Get fitter faster with a seven-minute workout



Do you want to get fitter, faster, especially as you move into the new year?

More people are trying brief, intense periods of exercise, without breaks, since a report came out last spring that seven minutes can do the trick. The idea isn't new, but its appeal has caught on: It's fast and can be done without equipment (other than perhaps a chair) and workout facilities.

Seven minutes can give a person the fitness benefits of an hour or more of conventional workouts by combining aerobic and resistance training in a single burst of high-intensity activity, according to Brett Klika and Chris Jordan of the Human Performance Institute in Orlando, Fla., in their article published in the journal of the American College of Sports Medicine. The body's own weight is used in the resistance training portions of their sample workout.

7 Minute Workout

Certified personal trainer Jackie Polak demonstrates 12 exercises that are part of the 7 Minute Workout. (Video by Rebecca Droke;12/30/2013)

Traditionally, fitness experts recommend that resistance training and aerobic training be conducted separately, typically on alternate days. Current ACSM guidelines recommend getting at least 150 minutes of aerobic exercise a week, and eight to 12 repetitions of a resistance exercise for each major muscle group.

But high-intensity interval training (also known as high-intensity circuit training) is winning over the experts, and it is increasingly popular both with those who seek a faster way to get fit, and with those who want to spend less time at the gym. In ACSM's annual survey, high-intensity interval training topped the list of 20 fitness trends for 2014.

"This form of exercise has taken the fitness community by storm in recent months," said Walter R. Thompson, lead author of the survey.

This was the first year that interval training -- which includes the Klika-Jordan seven-minute workout as well as P90X and CrossFit commercial training programs -- was included in the survey. It bumped from the top spot the trend for educated, certified and experienced fitness professionals, which had been No. 1 since 2008.

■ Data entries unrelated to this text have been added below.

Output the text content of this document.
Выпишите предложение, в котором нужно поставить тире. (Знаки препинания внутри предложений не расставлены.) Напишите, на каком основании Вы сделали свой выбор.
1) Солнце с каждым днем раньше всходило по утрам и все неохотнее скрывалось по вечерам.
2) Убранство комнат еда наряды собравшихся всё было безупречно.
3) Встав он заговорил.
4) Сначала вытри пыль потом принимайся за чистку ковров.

A key element of high-intensity interval training was another newcomer to ACSM's list of fitness trends: body weight training, which nudged past fitness professionals to take second place. Body weight training uses minimal equipment for resistance exercises to make them more affordable.

When you combine resistance training and aerobics in a single workout, you gain more than time, say Mr. Jordan, the director of exercise physiology, and Mr. Klika, a performance coach at HPI. Research indicates you'll burn more fat during your workout, and your metabolic rate will stay higher for longer (up to 72 hours) after it, they reported in their article in the May/June issue of the Health & Fitness Journal.

"To maximize the metabolic impact of the exercise, time should be sufficient enough to allow for the proper execution of 15 to 20 repetitions," they say. For most, that's about 30 seconds.

They've devised a program consisting of 12 exercises, each to be performed for 30 seconds, with 10 seconds of rest in between. No equipment is necessary. The exercises can be performed in almost any setting -- at home, at the office, in a hotel room.

The order in which exercises are performed in a high-intensity circuit training workout is important, Mr. Klika and Mr. Jordan say.

"Exercises in an HICT circuit should be placed in an order that allows for opposing muscle groups to alternate between resting and working in subsequent exercise stations. For example, a pushup (upper body) station would be followed by a squat (lower body) station," they say.

It's also important to alternate between exercises that significantly increase heart rate and those that slow it down a bit.

The exercises in their sample program are: jumping jacks, wall sit, push up, ab crunch, step up, squat, triceps dip, Plank Core, high knees running in place, lunge, pushup and rotation, and Side plank Core. Local fitness experts think the seven-minute workout is a very good idea.

"There is a good amount of scientific data that supports high-intensity interval training," said Victor Prisk, an orthopedic surgeon for the West Penn Allegheny Health System and a champion body builder. "The main thing is that you really have to focus on getting your heart rate up. If you are not getting up to 85 percent of heart rate max, you won't get much benefit from the workout."

"It's a good idea. I do it myself," said Ron DeAngelo, director of sports performance training for UPMC Sports Medicine.

Because the resistance training is done with your body weight, there is little risk of injury. But high-intensity circuit training isn't for beginners, caution Dr. Prisk and Mr. DeAngelo.

"It requires an already high level of fitness to do the circuit properly," Dr. Prisk said.

"If you haven't exercised in a long time, it might not be good," Mr. DeAngelo said. "You may need to ramp up a bit before you can handle that kind of intensity."